Featured in Esquire and GQ, Anthony Yeung (email@example.com), from Los Angeles, California, USA, develops compliance content, training, and media for leading, innovative companies.
Here’s what you need to know in 16 words: You have less than eight seconds to grab attention with your writing before people tune out. But what does that mean for compliance professionals? Well, it’s clear our jobs are evolving. Risks, weaknesses, and threats change faster than you can tweet and can lead to greater consequences than before. That’s why, more than ever, we need to write messages that move, inspire, and persuade to strengthen your work and your mission.
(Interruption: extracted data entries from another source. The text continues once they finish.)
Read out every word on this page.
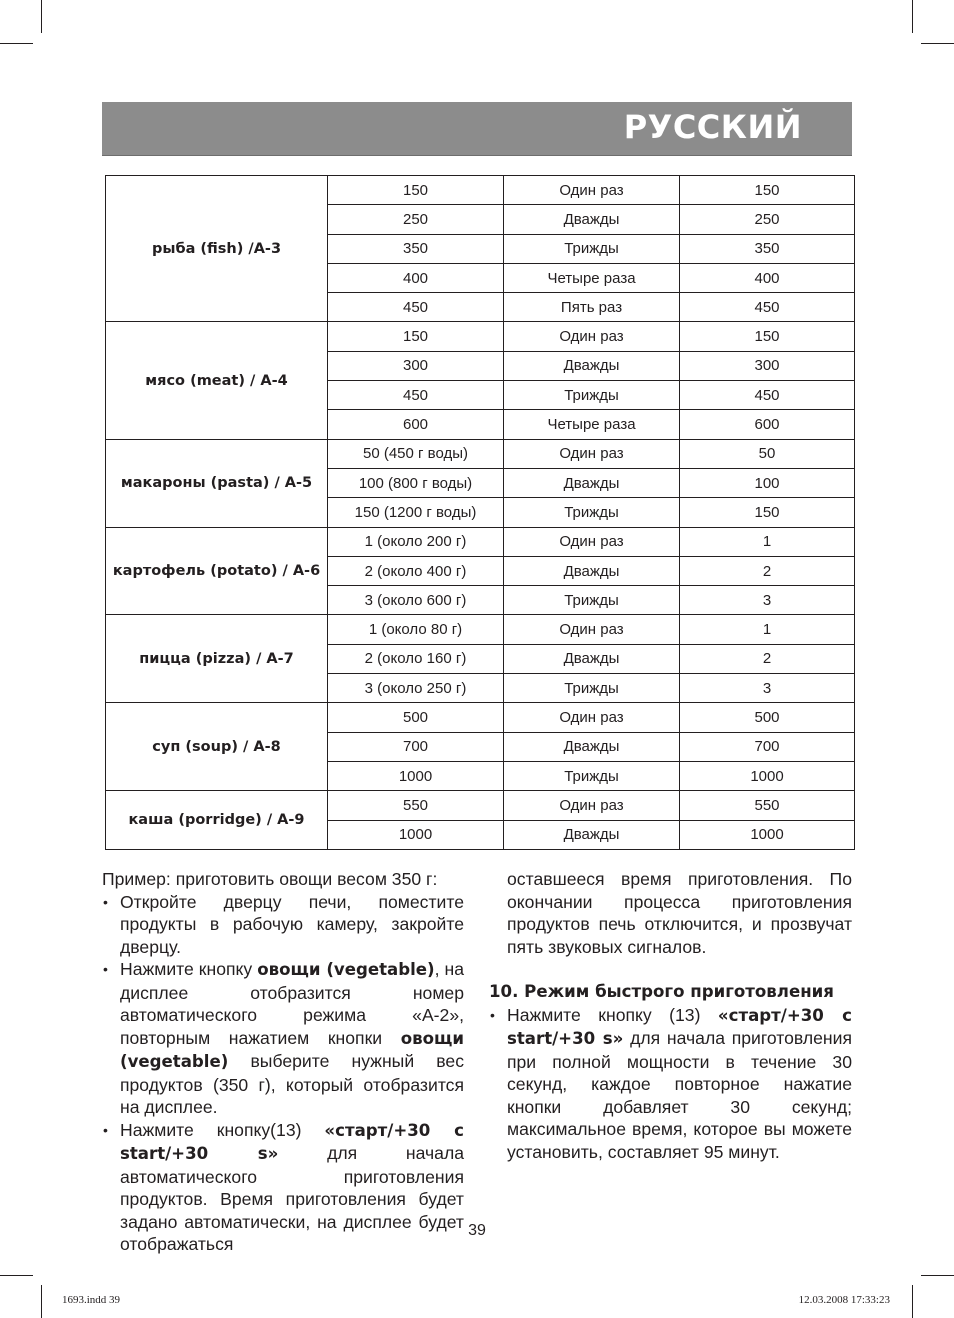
РУССКИЙ
рыба (fish) /A-3	150	Один раз	150
	250	Дважды	250
	350	Трижды	350
	400	Четыре раза	400
	450	Пять раз	450
мясо (meat) / A-4	150	Один раз	150
	300	Дважды	300
	450	Трижды	450
	600	Четыре раза	600
макароны (pasta) / A-5	50 (450 г воды)	Один раз	50
	100 (800 г воды)	Дважды	100
	150 (1200 г воды)	Трижды	150
картофель (potato) / A-6	1 (около 200 г)	Один раз	1
	2 (около 400 г)	Дважды	2
	3 (около 600 г)	Трижды	3
пицца (pizza) / A-7	1 (около 80 г)	Один раз	1
	2 (около 160 г)	Дважды	2
	3 (около 250 г)	Трижды	3
суп (soup) / A-8	500	Один раз	500
	700	Дважды	700
	1000	Трижды	1000
каша (porridge) / A-9	550	Один раз	550
	1000	Дважды	1000

Пример: приготовить овощи весом 350 г:

• Откройте дверцу печи, поместите продукты в рабочую камеру, закройте дверцу.
• Нажмите кнопку овощи (vegetable), на дисплее отобразится номер автоматического режима «А-2», повторным нажатием кнопки овощи (vegetable) выберите нужный вес продуктов (350 г), который отобразится на дисплее.
• Нажмите кнопку(13) «старт/+30 с start/+30 s» для начала автоматического приготовления продуктов. Время приготовления будет задано автоматически, на дисплее будет отображаться

оставшееся время приготовления. По окончании процесса приготовления продуктов печь отключится, и прозвучат пять звуковых сигналов.

10. Режим быстрого приготовления
• Нажмите кнопку (13) «старт/+30 с start/+30 s» для начала приготовления при полной мощности в течение 30 секунд, каждое повторное нажатие кнопки добавляет 30 секунд; максимальное время, которое вы можете установить, составляет 95 минут.
39
1693.indd 39	12.03.2008 17:33:23
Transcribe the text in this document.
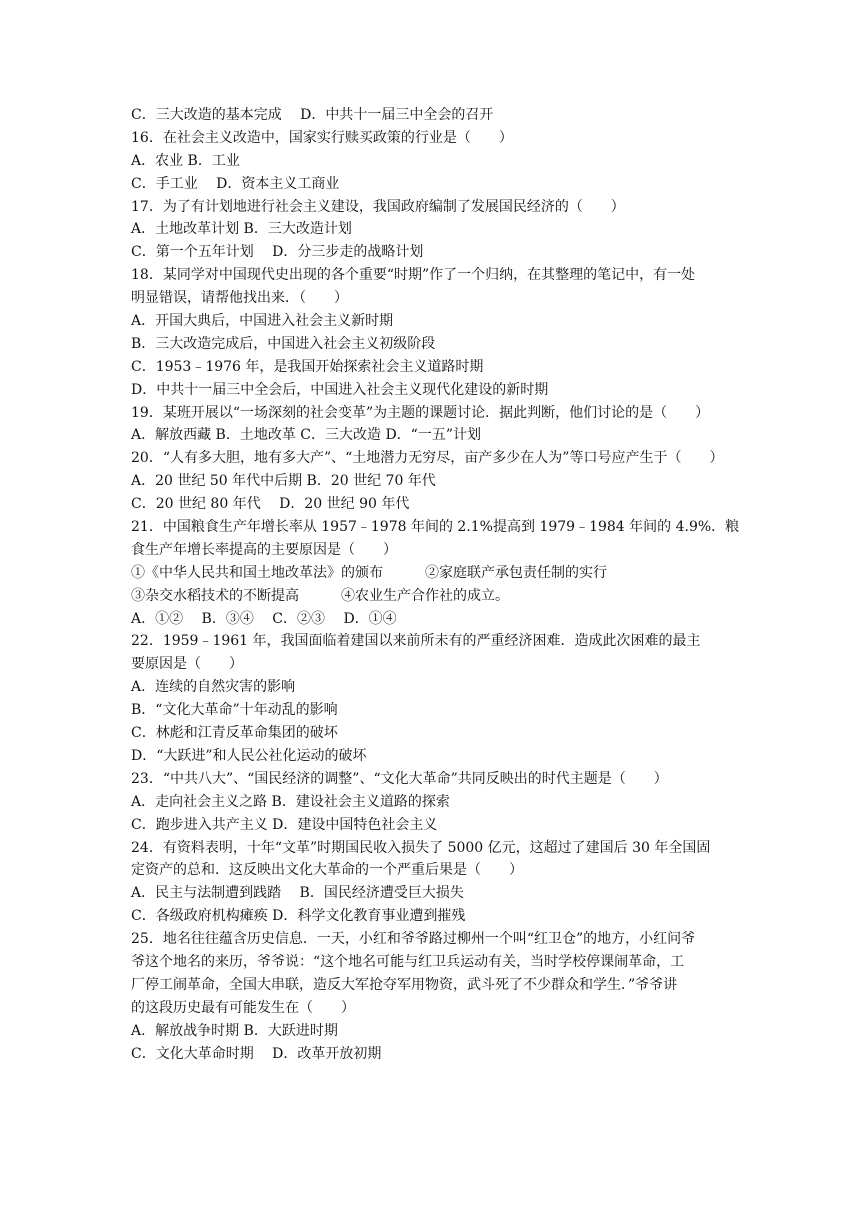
C．三大改造的基本完成　 D．中共十一届三中全会的召开
16．在社会主义改造中，国家实行赎买政策的行业是（　　）
A．农业 B．工业
C．手工业　 D．资本主义工商业
17．为了有计划地进行社会主义建设，我国政府编制了发展国民经济的（　　）
A．土地改革计划 B．三大改造计划
C．第一个五年计划　 D．分三步走的战略计划
18．某同学对中国现代史出现的各个重要“时期”作了一个归纳，在其整理的笔记中，有一处
明显错误，请帮他找出来．（　　）
A．开国大典后，中国进入社会主义新时期
B．三大改造完成后，中国进入社会主义初级阶段
C．1953﹣1976 年，是我国开始探索社会主义道路时期
D．中共十一届三中全会后，中国进入社会主义现代化建设的新时期
19．某班开展以“一场深刻的社会变革”为主题的课题讨论．据此判断，他们讨论的是（　　）
A．解放西藏 B．土地改革 C．三大改造 D．“一五”计划
20．“人有多大胆，地有多大产”、“土地潜力无穷尽，亩产多少在人为”等口号应产生于（　　）
A．20 世纪 50 年代中后期 B．20 世纪 70 年代
C．20 世纪 80 年代　 D．20 世纪 90 年代
21．中国粮食生产年增长率从 1957﹣1978 年间的 2.1%提高到 1979﹣1984 年间的 4.9%．粮
食生产年增长率提高的主要原因是（　　）
①《中华人民共和国土地改革法》的颁布　　　②家庭联产承包责任制的实行
③杂交水稻技术的不断提高　　　④农业生产合作社的成立。
A．①②　 B．③④　 C．②③　 D．①④
22．1959﹣1961 年，我国面临着建国以来前所未有的严重经济困难．造成此次困难的最主
要原因是（　　）
A．连续的自然灾害的影响
B．“文化大革命”十年动乱的影响
C．林彪和江青反革命集团的破坏
D．“大跃进”和人民公社化运动的破坏
23．“中共八大”、“国民经济的调整”、“文化大革命”共同反映出的时代主题是（　　）
A．走向社会主义之路 B．建设社会主义道路的探索
C．跑步进入共产主义 D．建设中国特色社会主义
24．有资料表明，十年“文革”时期国民收入损失了 5000 亿元，这超过了建国后 30 年全国固
定资产的总和．这反映出文化大革命的一个严重后果是（　　）
A．民主与法制遭到践踏　 B．国民经济遭受巨大损失
C．各级政府机构瘫痪 D．科学文化教育事业遭到摧残
25．地名往往蕴含历史信息．一天，小红和爷爷路过柳州一个叫“红卫仓”的地方，小红问爷
爷这个地名的来历，爷爷说：“这个地名可能与红卫兵运动有关，当时学校停课闹革命，工
厂停工闹革命，全国大串联，造反大军抢夺军用物资，武斗死了不少群众和学生．”爷爷讲
的这段历史最有可能发生在（　　）
A．解放战争时期 B．大跃进时期
C．文化大革命时期　 D．改革开放初期
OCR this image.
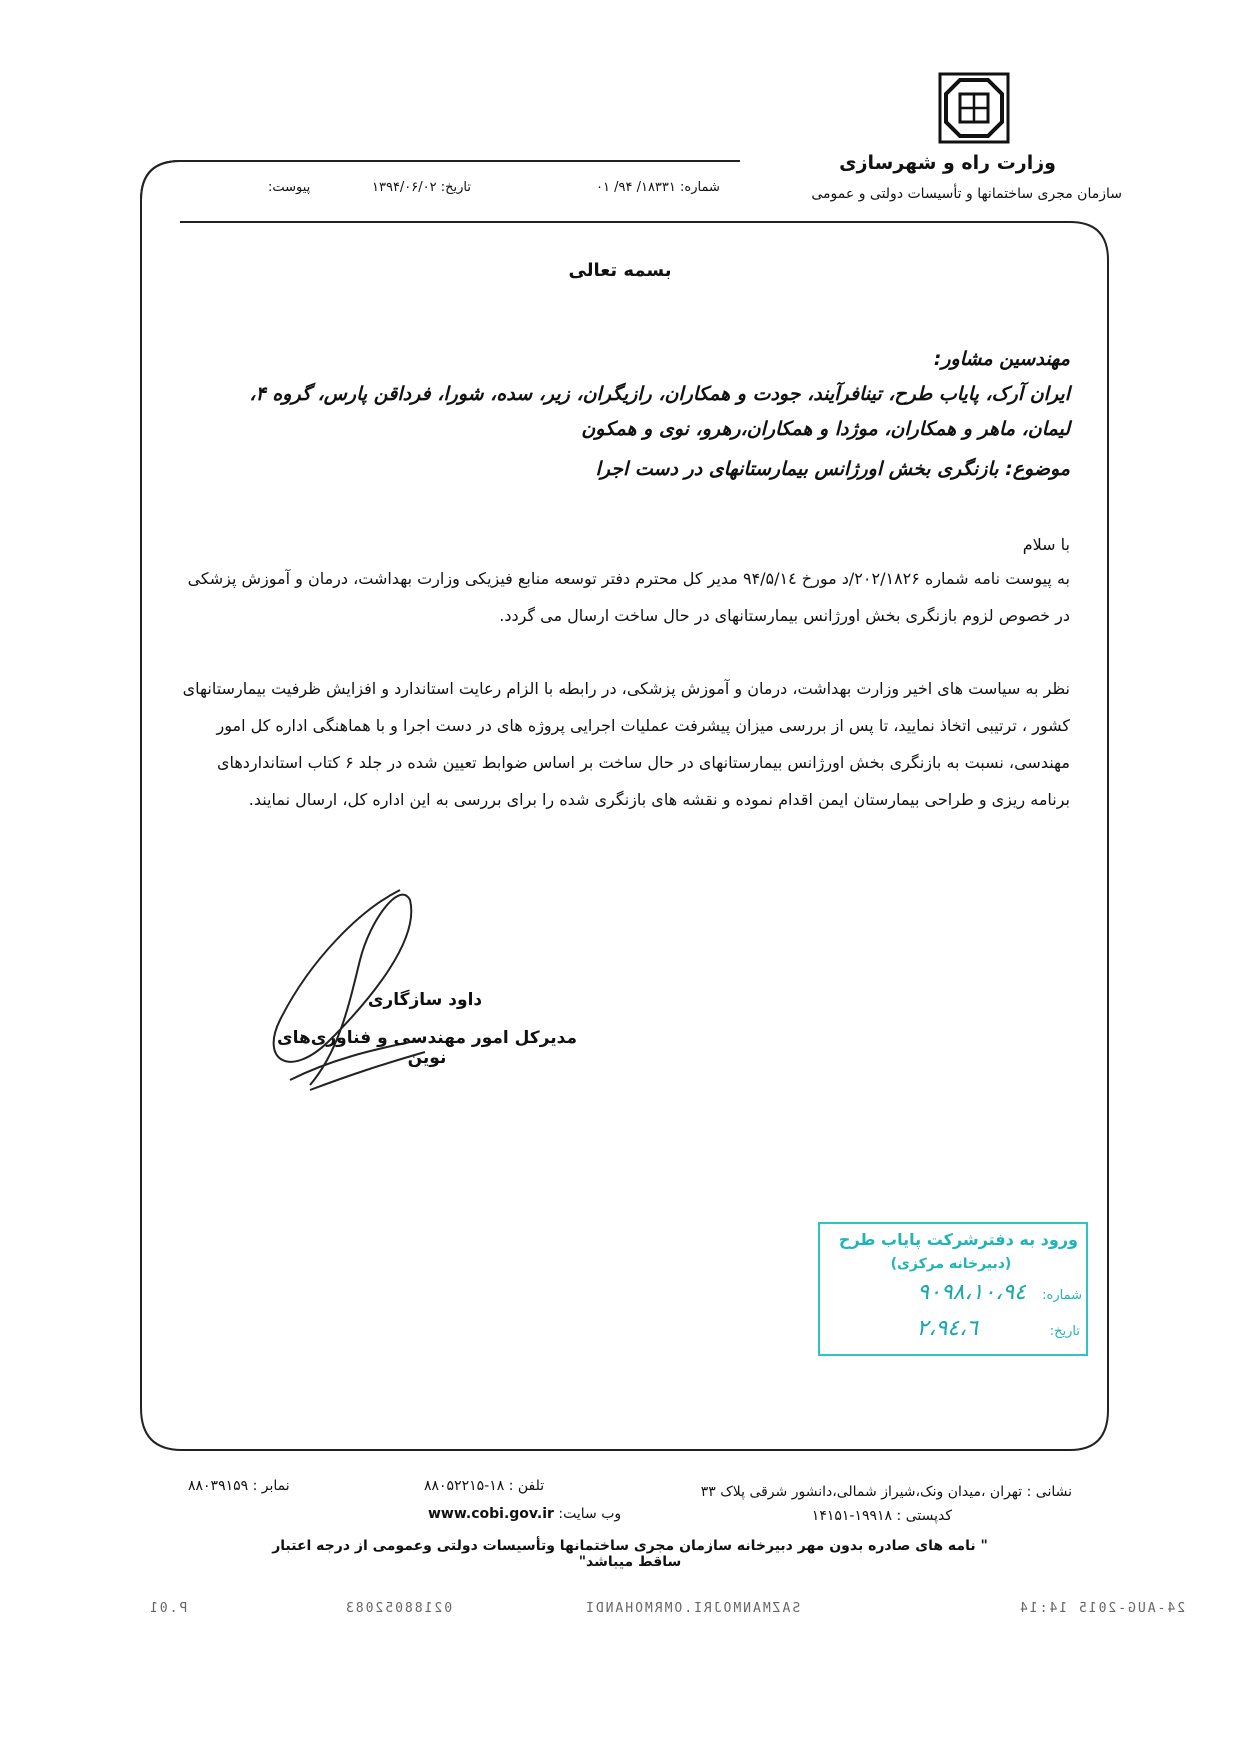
وزارت راه و شهرسازی
سازمان مجری ساختمانها و تأسیسات دولتی و عمومی
شماره: ۱۸۳۳۱/ ۹۴/ ۰۱
تاریخ: ۱۳۹۴/۰۶/۰۲
پیوست:
بسمه تعالی
مهندسین مشاور:
ایران آرک، پایاب طرح، تینافرآیند، جودت و همکاران، رازیگران، زیر، سده، شورا، فرداقن پارس، گروه ۴،
لیمان، ماهر و همکاران، موژدا و همکاران،رهرو، نوی و همکون
موضوع: بازنگری بخش اورژانس بیمارستانهای در دست اجرا
با سلام
به پیوست نامه شماره ۲۰۲/۱۸۲۶/د مورخ ۹۴/۵/۱٤ مدیر کل محترم دفتر توسعه منابع فیزیکی وزارت بهداشت، درمان و آموزش پزشکی در خصوص لزوم بازنگری بخش اورژانس بیمارستانهای در حال ساخت ارسال می گردد.
نظر به سیاست های اخیر وزارت بهداشت، درمان و آموزش پزشکی، در رابطه با الزام رعایت استاندارد و افزایش ظرفیت بیمارستانهای کشور ، ترتیبی اتخاذ نمایید، تا پس از بررسی میزان پیشرفت عملیات اجرایی پروژه های در دست اجرا و با هماهنگی اداره کل امور مهندسی، نسبت به بازنگری بخش اورژانس بیمارستانهای در حال ساخت بر اساس ضوابط تعیین شده در جلد ۶ کتاب استانداردهای برنامه ریزی و طراحی بیمارستان ایمن اقدام نموده و نقشه های بازنگری شده را برای بررسی به این اداره کل، ارسال نمایند.
داود سازگاری
مدیرکل امور مهندسی و فناوری‌های نوین
ورود به دفترشرکت پایاب طرح
(دبیرخانه مرکزی)
شماره:
۱۰،۹٤،۹۰۹۸
تاریخ:
۹٤،٦،۲
نشانی : تهران ،میدان ونک،شیراز شمالی،دانشور شرقی پلاک ۳۳
تلفن : ۱۸-۸۸۰۵۲۲۱۵
نمابر : ۸۸۰۳۹۱۵۹
کدپستی : ۱۹۹۱۸-۱۴۱۵۱
وب سایت: www.cobi.gov.ir
" نامه های صادره بدون مهر دبیرخانه سازمان مجری ساختمانها وتأسیسات دولتی وعمومی از درجه اعتبار ساقط میباشد"
24-AUG-2015 14:14
SAZMANMOJRI.OMRMOHANDI
02188052083
P.01
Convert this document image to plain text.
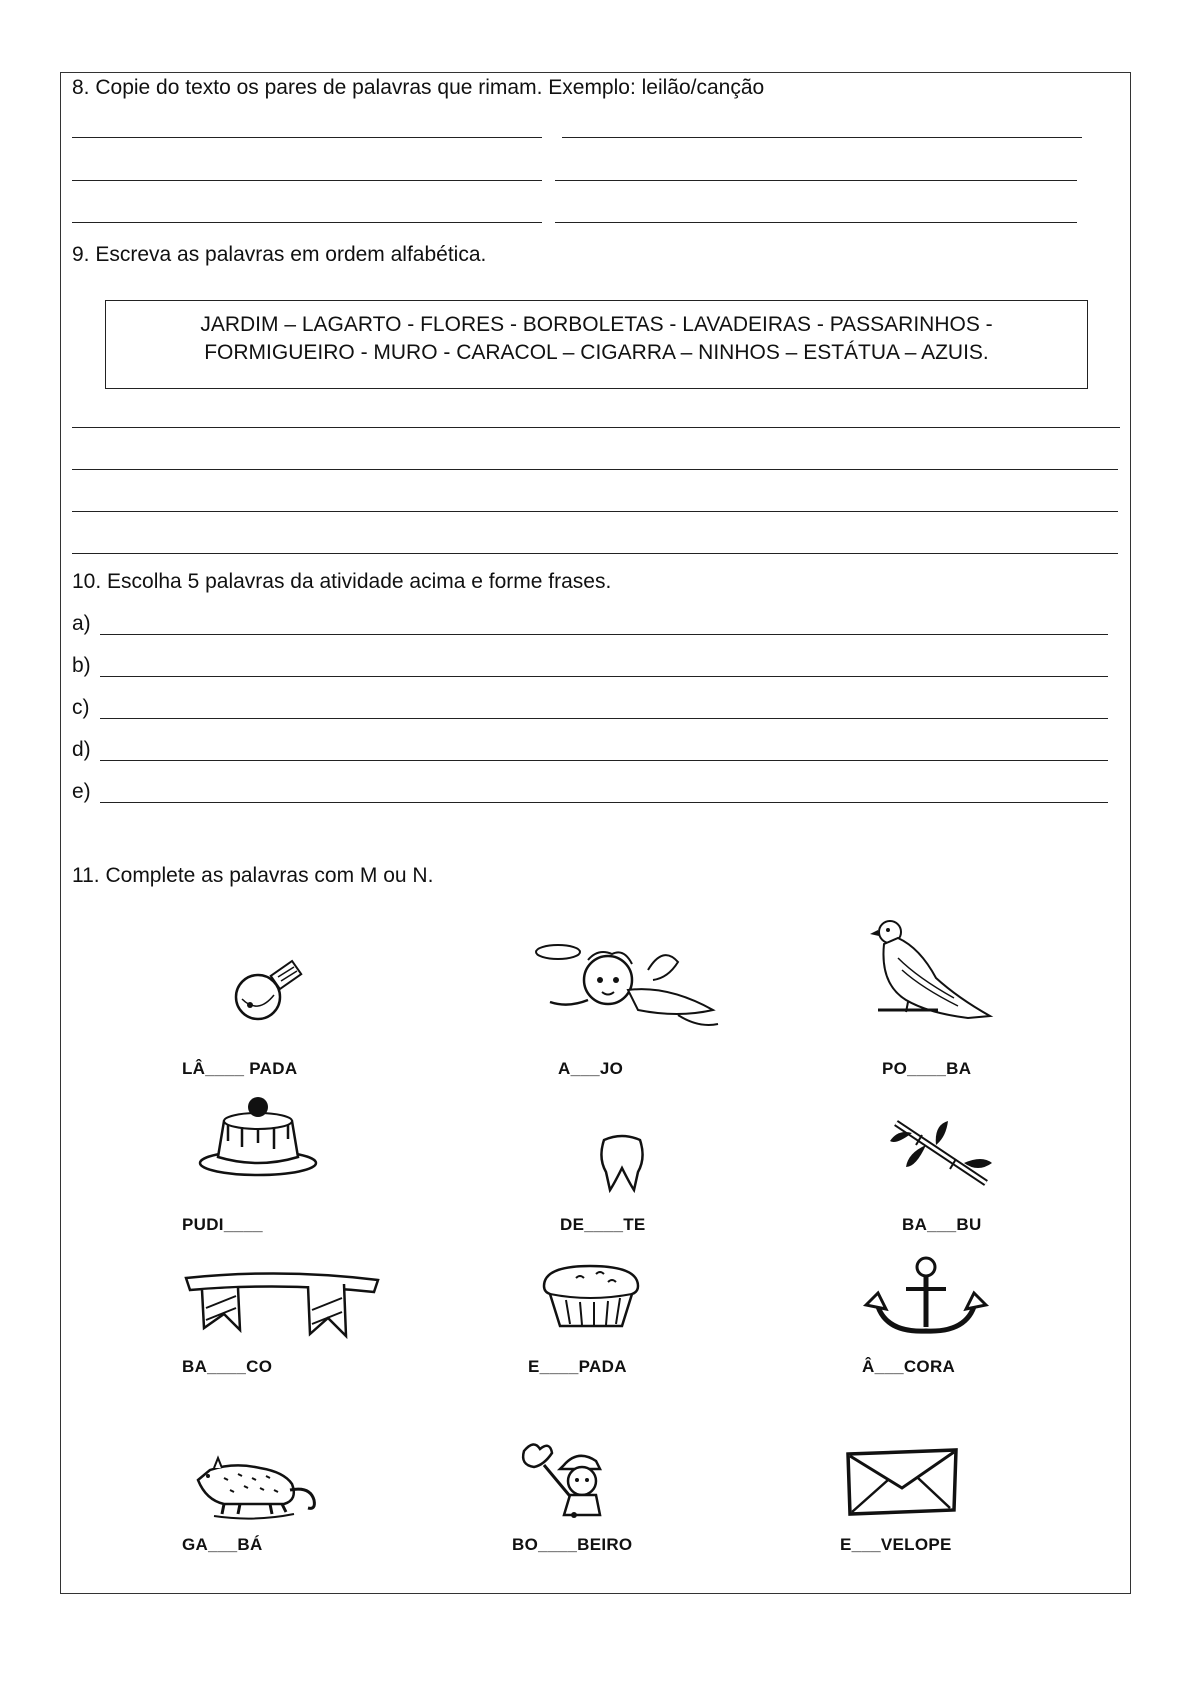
8. Copie do texto os pares de palavras que rimam. Exemplo: leilão/canção
9. Escreva as palavras em ordem alfabética.
JARDIM – LAGARTO - FLORES - BORBOLETAS - LAVADEIRAS - PASSARINHOS -
FORMIGUEIRO - MURO - CARACOL – CIGARRA – NINHOS – ESTÁTUA – AZUIS.
10. Escolha 5 palavras da atividade acima e forme frases.
a)
b)
c)
d)
e)
11. Complete as palavras com M ou N.
LÂ____ PADA	A___JO	PO____BA
PUDI____	DE____TE	BA___BU
BA____CO	E____PADA	Â___CORA
GA___BÁ	BO____BEIRO	E___VELOPE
But what’s the “traditional” approach?
The exact opposite.
Too often, you’ll find blocks of text packed with legalese and instructions that read like an operating manual for a Boeing 747. And the reality is, whether you’re writing a new code of conduct, a training guide, reports, or just work emails, that style of writing doesn’t cut it anymore.
Sure, perhaps no company has ever had an ethical meltdown because they couldn’t write. But if you want stronger results—for employees, managers, or those whom you report to—you need your words to persuade, because it ultimately doesn’t matter how much you know, how important the topic is, or how severe the consequences are; if you can’t get people to understand your message, then you might fall short of your goals. How you communicate, after all, is everything.
I’ve written articles for leading magazines, websites, and brands over the years and sales copy for companies with top-tier sales. Here, I’ll share tips that will help take your writing to the next level, where your messages can create change instead of falling flat on its face. Hopefully, it’ll make your work—and life—a lot easier.
Tip 1: Understand your audience
Here’s the most powerful word in copywriting, which is the writing for advertisements, websites, emails, and elsewhere to get people to buy things: “You.” Everything is focused on the buyer and what they care about. But even though copywriting is about sales, this is a powerful lesson that applies directly to compliance. Before writing anything, ask yourself: Who are you writing to, and what do they care about?
Within your audience, are you writing to the CEO? A specific department? The entire company? Knowing your reader is big, because it shapes what you write. Every group has different motivations, skills, and, yes, even reading levels. Something that may work for the C-suite, for example, won’t work for all employees and vice versa.
Then, figure out what motivates them, what they are worried about, and how things apply to them. Making more money? Getting a promotion? Hitting deadlines? Job fulfillment? Making a difference? Better relationships at work? Meet the reader where they’re at.
After all, why do people need to follow the rules? Maybe your answer is something like, “To avoid getting fired and going to jail.” That’s true. But if you keep pressing that button, people will tune out. After all, how many mornings do you wake up, turn off your alarm, and think, “Today’s the day I won’t go to jail!” (For me, only on Fridays.)
Unfortunately, the hard truth is people don’t really care about anything besides their top priorities, which needs to be recognized. So if you fail to take the time to understand where they’re coming from and the issues they’re dealing with, you won’t be able to find a way to make them care.